When I grew up, having read all of Card's books, I found out that he is a Mormon and a homophobic bigot. That was an important lesson, too, in that it conflicted so much with the spirit of empathy (and, as an interesting side note, the homoeroticism) that pervades his fiction. I also grew to become horrified by the ruthless and simplistic ideas about fighting and war that are featured in Ender's Game and that I heard Card himself relate to American foreign policy when I attended a book signing as a young adult.


The Blind Watchmaker: Why the Evidence of Evolution Reveals a Universe Without Design, Richard Dawkins.

I'm pretty sure I was headed in that direction already, but I believe that I picked up The Blind Watchmaker a believer and put it down an atheist. It takes on the famed watchmaker argument for God's existence (a.k.a. the argument from design) and not only defeats it but demonstrates the elegant beauty of Darwinian evolution.


Contact, Carl Sagan.

I found Sagan's secular sense of awe exhilarating. Contact introduced me to the idea that science could provide the same sense of transcendence that religion can at its very best without requiring you to believe in the obviously untrue. It also has a great part about what a message from a real Intelligent Designer might look like.


Another Roadside Attraction, Tom Robbins.

A friend turned me on to Still Life with Woodpecker while I was at yeshiva in Israel. When I returned home, I quickly found all of Robbins's other books and read them, too. Collectively, they blew up everything I thought I knew about writing and fiction. Another Roadside Attraction introduced this still-sheltered young man to a host of characters and ideas about society and religion that just about blew my mind. From mocking the Catholic Church's vast stores of obscene wealth at the Vatican to introducing radical hippie ideas like just enjoying the rain to basically advocating psychedelics, it provided a lot of thought-fodder for an Orthodox Jew raised by squares.


A Brief History of Time, Stephen Hawking.

I read this a couple of years before The Blind Watchmaker and I think it laid the groundwork for my future atheism. Hawking doesn't come out and say that there's no God, but he does argue that there doesn't need to be a God to explain the universe. The cosmology he lays out in the book is so much vaster and more awe inspiring than the one laid out in the Torah that it makes Genesis look like a fairy tale for children.


Zen and the Art of Motorcycle Maintenance, Robert M. Pirsig.

This book introduced me to Eastern philosophy. It suffers from not being as good as the author thinks it is, but it introduced me to mindfulness and inspired me to learn about the Eastern religions. I don't think I got anything worthwhile from Pirsig's philosophy itself, though.

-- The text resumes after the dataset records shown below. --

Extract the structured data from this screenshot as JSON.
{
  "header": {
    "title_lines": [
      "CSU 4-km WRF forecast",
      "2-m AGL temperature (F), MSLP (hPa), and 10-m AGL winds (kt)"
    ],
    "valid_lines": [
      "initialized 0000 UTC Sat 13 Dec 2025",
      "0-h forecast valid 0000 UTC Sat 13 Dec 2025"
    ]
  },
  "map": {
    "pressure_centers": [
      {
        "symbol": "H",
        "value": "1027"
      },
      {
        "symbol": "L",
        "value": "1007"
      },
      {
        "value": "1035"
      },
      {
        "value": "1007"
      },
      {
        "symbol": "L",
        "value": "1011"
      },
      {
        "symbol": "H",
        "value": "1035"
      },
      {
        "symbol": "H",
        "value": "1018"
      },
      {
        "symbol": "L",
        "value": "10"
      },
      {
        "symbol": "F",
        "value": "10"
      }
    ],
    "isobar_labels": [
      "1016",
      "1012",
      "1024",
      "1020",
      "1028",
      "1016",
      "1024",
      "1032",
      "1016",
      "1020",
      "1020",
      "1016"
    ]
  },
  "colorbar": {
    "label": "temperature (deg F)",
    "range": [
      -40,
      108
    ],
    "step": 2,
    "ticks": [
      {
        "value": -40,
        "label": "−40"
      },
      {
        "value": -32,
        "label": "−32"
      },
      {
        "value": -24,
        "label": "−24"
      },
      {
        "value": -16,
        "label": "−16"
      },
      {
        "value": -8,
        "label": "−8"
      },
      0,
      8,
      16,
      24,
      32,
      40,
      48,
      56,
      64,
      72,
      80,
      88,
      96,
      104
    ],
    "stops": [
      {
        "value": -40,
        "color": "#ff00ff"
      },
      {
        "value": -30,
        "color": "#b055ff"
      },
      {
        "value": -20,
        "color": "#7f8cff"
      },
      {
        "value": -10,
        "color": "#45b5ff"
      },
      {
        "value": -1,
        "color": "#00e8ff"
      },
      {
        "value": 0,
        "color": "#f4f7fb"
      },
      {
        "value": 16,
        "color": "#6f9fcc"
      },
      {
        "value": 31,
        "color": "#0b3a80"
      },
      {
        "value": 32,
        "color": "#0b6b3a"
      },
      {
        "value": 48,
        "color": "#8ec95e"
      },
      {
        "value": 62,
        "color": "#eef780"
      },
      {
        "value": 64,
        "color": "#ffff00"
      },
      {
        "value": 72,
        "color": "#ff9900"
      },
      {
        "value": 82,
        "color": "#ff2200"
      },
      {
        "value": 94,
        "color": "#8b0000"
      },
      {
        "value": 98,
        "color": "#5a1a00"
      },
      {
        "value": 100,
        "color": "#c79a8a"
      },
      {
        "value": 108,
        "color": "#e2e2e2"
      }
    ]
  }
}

Feeling Good, David D. Burns.

Having suffered from a chronic, low-grade depression for a few years, I read scores of self-help books. Most make you feel motivated and optimistic for a day or two but don't change your life. Feeling Good is a miracle. Dr. Burns explains the theory behind cognitive-behavioral therapy in a very accessible way and it made me aware for the first time of all the automatic thoughts I had which had until that moment gone completely unexamined. The self-help exercises in this book had immediate, dramatic effects for me in an extremely positive way. It also changed the way I thought about the human mind and the human brain.


My Name is Asher Lev, Chaim Potok.

All of Potok's novels are fantastic, but I think this one had the most effect on me. The story of a young hasid torn between his religion and family on the one hand and his artistic integrity and expression -- one might say his soul -- on the other, it brings the reader into the Asher Lev's turmoil. Although I am not an artist, I too felt the conflict between family and religion on the one side and my own integrity and perhaps my soul on the other. This book made me feel less alone while I was going through that.